Blending history with current events, "Hemp and the Rule of Law" traces the crop’s legendary past in U.S. agriculture and chronicles the politically-charged debate to return the crop to American farmers. Thirty-one countries including Canada, England and the European Union now grow hemp. Although it has no psychoactive potential, hemp shares the same plant family as marijuana (cannabis).

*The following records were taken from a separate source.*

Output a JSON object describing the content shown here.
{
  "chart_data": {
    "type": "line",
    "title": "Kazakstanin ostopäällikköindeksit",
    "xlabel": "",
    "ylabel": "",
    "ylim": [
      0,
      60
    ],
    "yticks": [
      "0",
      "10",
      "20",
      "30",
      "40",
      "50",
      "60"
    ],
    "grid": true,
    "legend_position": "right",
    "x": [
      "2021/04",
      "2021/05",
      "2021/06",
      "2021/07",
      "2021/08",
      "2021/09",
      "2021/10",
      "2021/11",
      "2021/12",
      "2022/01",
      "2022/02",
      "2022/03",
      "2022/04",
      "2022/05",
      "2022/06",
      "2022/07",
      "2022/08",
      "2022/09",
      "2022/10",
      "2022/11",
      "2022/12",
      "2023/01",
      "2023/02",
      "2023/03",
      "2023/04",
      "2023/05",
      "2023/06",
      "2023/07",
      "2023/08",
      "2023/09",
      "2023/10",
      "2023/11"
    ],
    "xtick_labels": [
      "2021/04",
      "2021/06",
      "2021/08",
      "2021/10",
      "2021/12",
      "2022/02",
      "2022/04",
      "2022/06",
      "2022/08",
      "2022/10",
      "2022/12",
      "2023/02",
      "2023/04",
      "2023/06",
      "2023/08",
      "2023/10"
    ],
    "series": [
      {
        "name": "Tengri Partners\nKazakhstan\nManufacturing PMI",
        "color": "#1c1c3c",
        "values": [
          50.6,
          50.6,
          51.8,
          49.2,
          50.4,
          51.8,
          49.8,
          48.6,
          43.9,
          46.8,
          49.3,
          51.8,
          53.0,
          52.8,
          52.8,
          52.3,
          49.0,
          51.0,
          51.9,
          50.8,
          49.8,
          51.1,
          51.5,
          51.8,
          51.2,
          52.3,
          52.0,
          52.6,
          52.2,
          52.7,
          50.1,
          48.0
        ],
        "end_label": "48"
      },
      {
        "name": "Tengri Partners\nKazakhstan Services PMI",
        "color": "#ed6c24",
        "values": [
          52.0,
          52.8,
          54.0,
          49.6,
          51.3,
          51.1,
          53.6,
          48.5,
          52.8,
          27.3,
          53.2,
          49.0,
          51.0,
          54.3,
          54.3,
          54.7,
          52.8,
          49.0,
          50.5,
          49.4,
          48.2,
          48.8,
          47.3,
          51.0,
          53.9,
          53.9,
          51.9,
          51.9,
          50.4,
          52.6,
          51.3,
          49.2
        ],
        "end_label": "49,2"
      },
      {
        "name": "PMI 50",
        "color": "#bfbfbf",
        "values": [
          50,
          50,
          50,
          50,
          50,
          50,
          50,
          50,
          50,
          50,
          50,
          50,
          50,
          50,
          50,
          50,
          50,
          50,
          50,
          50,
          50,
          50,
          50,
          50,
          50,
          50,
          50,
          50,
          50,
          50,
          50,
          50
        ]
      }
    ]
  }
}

The U.S. Drug Enforcement Administration makes no distinction between hemp and marijuana, and the United States remains the only industrialized country where farmers are not permitted to grow it.
"Hemp and the Rule of Law" addresses renewable energy, sustainable agriculture, national security, the War in Iraq, and examines hemp’s role in achieving a “green” industrial future.
· U.S. customs seizing a shipment of legal Canadian hemp birdseed at the U.S. border
· Woody Harrelson’s arrest for planting hemp seeds, and his subsequent legal battle to test
Kentucky’s hemp laws
· The DEA’s failed legal attempt to ban the possession and sale of hemp foods.
· The DEA eradicating hemp planted on the Pine Ridge Reservation
· Mountaintop removal coal mining in West Virginia
· Kentucky tobacco growers lawsuit against the U.S. government for the right to grow hemp
· The first hemp research plot on U.S. soil in more than forty years (Hawaii)
· Hemp harvesting and processing
· Rare archival footage that depicts the early American hemp industry and the dramatic events
of the 1930’s that began the demise of the crop on U.S. soil.